There are a various ways of doing the same task and what worked for the previous project may not be suitable for the next one, so even for experienced assistants there is always something new to learn. Each software update or new camera file format holds the potential for a new workflow system. Being willing to keep learning and adapt to whichever new software or hardware a production has decided to use is important to being a good assistant.

Team effort

Cutting rooms are places of technical processes and creativity. The panel discussed the attributes each felt they brought to the cutting room and it was clear that being able to problem solve is key. As the assistant you will often be called upon to find a solution to a range of issues from an Avid error message you haven’t seen before to questions about a shooting location. There is an expanse of help available online but sometimes the best answers to a specific question can come from another assistant. Many of the panel discussed the ways in which, despite working on separate projects, they had helped each other.

When looking for people to work with in the cutting room, valued qualities included a sense of initiative, fun and being nice. Cutting rooms can be stressful environments; having supportive team members who can lighten the mood, or remain calm when the pressure is on changes the dynamic of the experience.

Most of the time getting a job in a film or television cutting room means becoming a freelance worker. At some point, most of our panel had to leave full time employment and become freelance to further their career. This change in working lifestyle does require some negotiating skills as well as some tax and legal knowledge. As a BECTU member, there is support on all these things; the BECTU rate cards can help you negotiate a fair deal and BECTU has tax and legal experts who can offer advice for whatever working situation arises.

The Next Stage

For some people, being an assistant editor is the career goal. It is a challenging job that requires a diverse skill set with both technology and people. Each project taken on presents a new set of problems and increasingly, may be shot or edited using new types of technology. Mastering the challenges each project brings can be very rewarding. It can also be satisfying to build a working relationship with a particular editor in which you have tried and tested methods that make the process more efficient, smooth and fun on each job.

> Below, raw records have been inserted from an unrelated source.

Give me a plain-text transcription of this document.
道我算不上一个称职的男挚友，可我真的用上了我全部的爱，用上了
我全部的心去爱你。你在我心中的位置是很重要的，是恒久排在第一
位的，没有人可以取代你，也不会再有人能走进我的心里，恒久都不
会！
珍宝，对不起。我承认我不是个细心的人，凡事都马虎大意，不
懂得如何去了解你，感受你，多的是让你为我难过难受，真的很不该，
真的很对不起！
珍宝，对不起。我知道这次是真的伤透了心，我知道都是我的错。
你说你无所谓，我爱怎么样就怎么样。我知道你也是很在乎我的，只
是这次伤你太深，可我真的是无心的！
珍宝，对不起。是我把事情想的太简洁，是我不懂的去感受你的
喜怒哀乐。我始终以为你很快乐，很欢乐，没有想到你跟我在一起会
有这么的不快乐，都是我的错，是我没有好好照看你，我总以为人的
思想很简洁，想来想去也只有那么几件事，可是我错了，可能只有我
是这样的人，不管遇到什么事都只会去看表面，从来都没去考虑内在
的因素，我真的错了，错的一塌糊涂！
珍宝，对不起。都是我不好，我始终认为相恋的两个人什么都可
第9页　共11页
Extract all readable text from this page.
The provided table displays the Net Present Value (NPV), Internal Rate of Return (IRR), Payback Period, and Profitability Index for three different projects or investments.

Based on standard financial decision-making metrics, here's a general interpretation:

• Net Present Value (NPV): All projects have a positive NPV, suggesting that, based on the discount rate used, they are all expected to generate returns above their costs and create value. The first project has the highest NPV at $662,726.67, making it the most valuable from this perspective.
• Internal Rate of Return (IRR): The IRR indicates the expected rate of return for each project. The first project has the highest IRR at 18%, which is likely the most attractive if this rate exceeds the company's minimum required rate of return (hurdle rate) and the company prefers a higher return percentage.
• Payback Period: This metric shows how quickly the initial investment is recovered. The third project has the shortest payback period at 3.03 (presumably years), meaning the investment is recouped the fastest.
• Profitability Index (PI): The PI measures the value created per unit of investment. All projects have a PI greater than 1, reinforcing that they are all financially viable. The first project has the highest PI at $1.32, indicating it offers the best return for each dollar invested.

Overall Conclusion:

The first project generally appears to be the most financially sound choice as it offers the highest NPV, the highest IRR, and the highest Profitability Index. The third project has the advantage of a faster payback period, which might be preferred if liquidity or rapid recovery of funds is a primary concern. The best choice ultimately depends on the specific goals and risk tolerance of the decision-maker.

There are also those who started out on the path to becoming editor via the assistant role. It is a great way to see first hand how an editor approaches storytelling and gives a person space to practice without the pressure of being in the hot seat. It is also an opportunity to meet directors and producers who may have side projects. The same philosophies behind how to get in the cutting room in the first place apply to becoming an editor. Letting people know that is your goal is important. Then the challenge can often be finding opportunities to demonstrate ability.

Summing Up

The importance of networking goes beyond finding a job or the next step-up, it can also aid you in getting through challenging tasks or obscure error messages.

When you’re coming up through the industry it can feel like you are surrounded by competition but the truth is that there is a community of people who can share what they learn when faced with similar challenges, helping to maximize opportunities for everyone.